The ruling came in the case of Salim Ahmed Hamdan vs. Donald Rumsfeld. Hamdan, a Yemeni national is accused of being a personal driver and bodyguard for terrorist leader Osama bin Laden. In November, a federal district court judge halted commissions' proceedings in Hamdan's case. A three-judge panel of the appeals court overturned that ruling.

The other detainee likely to soon stand trial by military commission is David Hicks, the so-called "Australian Taliban." Hicks was captured while fighting in Afghanistan. He and Hamdan face similar war-crimes charges.

Howard said today that his government is "satisfied that the military commission process ... will provide a proper measure of justice."

"The allegations against (Hicks) are particularly serious, and we look forward to them being dealt with before the tribunal," Howard said.

Rumsfeld said he is "reluctant" to assign a timeframe to the resumption of commissions proceedings, noting, "We'll just have to see how the (legal process) plays out.

"What I will say is that we are determined to press ahead," he added. "We think it's important from the standpoint of the individuals involved, and it's important also from the standpoint of the country that this process go forward."

Rumsfeld also announced today that the Office of Military Commissions is preparing charges against eight other detainees at Guantanamo Bay, and is preparing to recommend the president consider making several others eligible for such proceedings.
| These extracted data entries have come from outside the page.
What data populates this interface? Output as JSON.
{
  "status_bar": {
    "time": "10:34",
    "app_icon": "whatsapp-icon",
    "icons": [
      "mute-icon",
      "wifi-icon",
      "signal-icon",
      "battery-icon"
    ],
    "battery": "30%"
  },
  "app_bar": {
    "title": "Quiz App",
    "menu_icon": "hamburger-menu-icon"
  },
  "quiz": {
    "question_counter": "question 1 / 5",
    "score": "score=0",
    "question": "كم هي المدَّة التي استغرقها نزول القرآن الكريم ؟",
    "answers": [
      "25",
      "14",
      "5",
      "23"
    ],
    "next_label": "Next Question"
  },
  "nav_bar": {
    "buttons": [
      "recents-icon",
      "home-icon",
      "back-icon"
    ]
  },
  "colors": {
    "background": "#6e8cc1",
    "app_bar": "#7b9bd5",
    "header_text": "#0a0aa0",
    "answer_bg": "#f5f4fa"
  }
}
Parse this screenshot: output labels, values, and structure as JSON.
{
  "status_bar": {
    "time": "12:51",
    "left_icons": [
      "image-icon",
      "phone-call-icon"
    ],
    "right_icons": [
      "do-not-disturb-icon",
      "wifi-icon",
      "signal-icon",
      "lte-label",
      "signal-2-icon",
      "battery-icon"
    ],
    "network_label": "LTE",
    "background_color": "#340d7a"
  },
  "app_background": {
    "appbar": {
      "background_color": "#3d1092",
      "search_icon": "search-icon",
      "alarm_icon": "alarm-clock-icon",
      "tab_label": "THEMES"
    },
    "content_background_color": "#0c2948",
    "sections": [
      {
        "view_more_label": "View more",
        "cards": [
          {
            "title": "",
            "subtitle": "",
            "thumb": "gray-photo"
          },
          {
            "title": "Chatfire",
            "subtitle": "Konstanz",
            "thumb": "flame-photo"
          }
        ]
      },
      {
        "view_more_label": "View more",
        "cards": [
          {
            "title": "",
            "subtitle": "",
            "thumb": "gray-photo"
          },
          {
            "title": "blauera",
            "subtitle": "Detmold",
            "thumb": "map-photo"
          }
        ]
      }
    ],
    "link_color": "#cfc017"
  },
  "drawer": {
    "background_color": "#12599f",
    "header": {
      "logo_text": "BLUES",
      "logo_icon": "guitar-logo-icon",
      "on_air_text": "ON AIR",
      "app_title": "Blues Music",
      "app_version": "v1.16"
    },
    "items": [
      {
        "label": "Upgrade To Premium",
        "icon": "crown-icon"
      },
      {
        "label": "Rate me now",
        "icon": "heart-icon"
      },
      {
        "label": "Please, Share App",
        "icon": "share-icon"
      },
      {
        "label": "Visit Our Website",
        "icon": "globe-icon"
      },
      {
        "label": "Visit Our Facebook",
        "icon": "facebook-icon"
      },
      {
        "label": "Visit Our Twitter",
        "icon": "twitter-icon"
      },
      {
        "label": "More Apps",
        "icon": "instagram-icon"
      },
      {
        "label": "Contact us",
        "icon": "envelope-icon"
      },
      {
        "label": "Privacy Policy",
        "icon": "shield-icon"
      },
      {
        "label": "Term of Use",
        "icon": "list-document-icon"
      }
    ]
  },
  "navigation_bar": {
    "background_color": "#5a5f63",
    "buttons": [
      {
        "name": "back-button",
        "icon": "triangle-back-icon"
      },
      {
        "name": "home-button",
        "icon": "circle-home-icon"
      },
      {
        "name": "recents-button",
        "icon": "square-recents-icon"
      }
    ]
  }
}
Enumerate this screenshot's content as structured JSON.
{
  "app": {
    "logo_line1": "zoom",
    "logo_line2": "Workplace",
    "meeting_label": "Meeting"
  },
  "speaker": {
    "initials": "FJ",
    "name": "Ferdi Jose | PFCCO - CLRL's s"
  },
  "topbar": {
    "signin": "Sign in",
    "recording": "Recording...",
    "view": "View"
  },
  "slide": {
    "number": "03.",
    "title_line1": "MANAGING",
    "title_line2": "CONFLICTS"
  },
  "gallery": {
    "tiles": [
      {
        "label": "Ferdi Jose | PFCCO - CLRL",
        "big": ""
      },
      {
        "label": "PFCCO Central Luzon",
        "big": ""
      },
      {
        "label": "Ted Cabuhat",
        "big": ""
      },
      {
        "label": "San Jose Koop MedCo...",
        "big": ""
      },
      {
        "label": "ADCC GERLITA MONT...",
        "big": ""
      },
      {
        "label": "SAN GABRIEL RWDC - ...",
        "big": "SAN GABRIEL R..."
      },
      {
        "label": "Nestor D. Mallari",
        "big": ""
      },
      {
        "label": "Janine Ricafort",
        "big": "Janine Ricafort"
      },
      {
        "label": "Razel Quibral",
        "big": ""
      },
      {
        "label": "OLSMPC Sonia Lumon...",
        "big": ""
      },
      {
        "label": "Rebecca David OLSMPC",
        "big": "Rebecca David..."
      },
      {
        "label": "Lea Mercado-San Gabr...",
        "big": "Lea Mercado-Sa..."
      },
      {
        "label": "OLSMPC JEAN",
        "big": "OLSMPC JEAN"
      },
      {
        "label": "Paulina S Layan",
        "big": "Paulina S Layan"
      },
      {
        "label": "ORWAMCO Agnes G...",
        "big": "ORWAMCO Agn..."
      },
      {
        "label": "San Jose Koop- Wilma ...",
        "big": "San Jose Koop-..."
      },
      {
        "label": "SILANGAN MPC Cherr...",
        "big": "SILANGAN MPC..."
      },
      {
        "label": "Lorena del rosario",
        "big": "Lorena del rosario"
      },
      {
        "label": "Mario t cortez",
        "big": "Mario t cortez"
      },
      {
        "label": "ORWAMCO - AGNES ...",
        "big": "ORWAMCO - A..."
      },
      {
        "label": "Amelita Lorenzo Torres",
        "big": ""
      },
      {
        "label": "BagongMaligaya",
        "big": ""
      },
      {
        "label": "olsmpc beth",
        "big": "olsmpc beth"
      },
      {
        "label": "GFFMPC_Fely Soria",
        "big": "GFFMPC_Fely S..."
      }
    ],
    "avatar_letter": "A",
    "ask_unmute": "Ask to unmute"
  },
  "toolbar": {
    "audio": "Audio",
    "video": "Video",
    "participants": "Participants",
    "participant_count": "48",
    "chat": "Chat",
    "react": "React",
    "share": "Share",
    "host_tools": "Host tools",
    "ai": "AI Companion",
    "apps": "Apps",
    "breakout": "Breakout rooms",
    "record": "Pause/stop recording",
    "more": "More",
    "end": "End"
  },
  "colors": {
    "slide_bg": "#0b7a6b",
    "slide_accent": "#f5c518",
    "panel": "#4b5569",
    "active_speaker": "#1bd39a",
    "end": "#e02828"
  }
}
Military commissions proceedings had begun but were halted for two other Guantanamo detainees: Ali Hamza Ahmad Sulayman al Bahlul, from Yemen, and Ibrahim Ahmed Mahmoud al Qosi, from Sudan. In a statement, defense officials today announced that proceedings will continue for these individuals and that new commission members will be appointed for these cases this week.

Other changes in the Office of Military Commissions will include the appointment of new chief defense counsel and chief prosecutor. "The incumbent in each position is retiring from military service," the statement said.

"Military commissions follow a careful and deliberative process to ensure a full and fair trial for the accused, to protect classified and sensitive information, (and) to protect the safety of all personnel participating in the process," Rumsfeld said.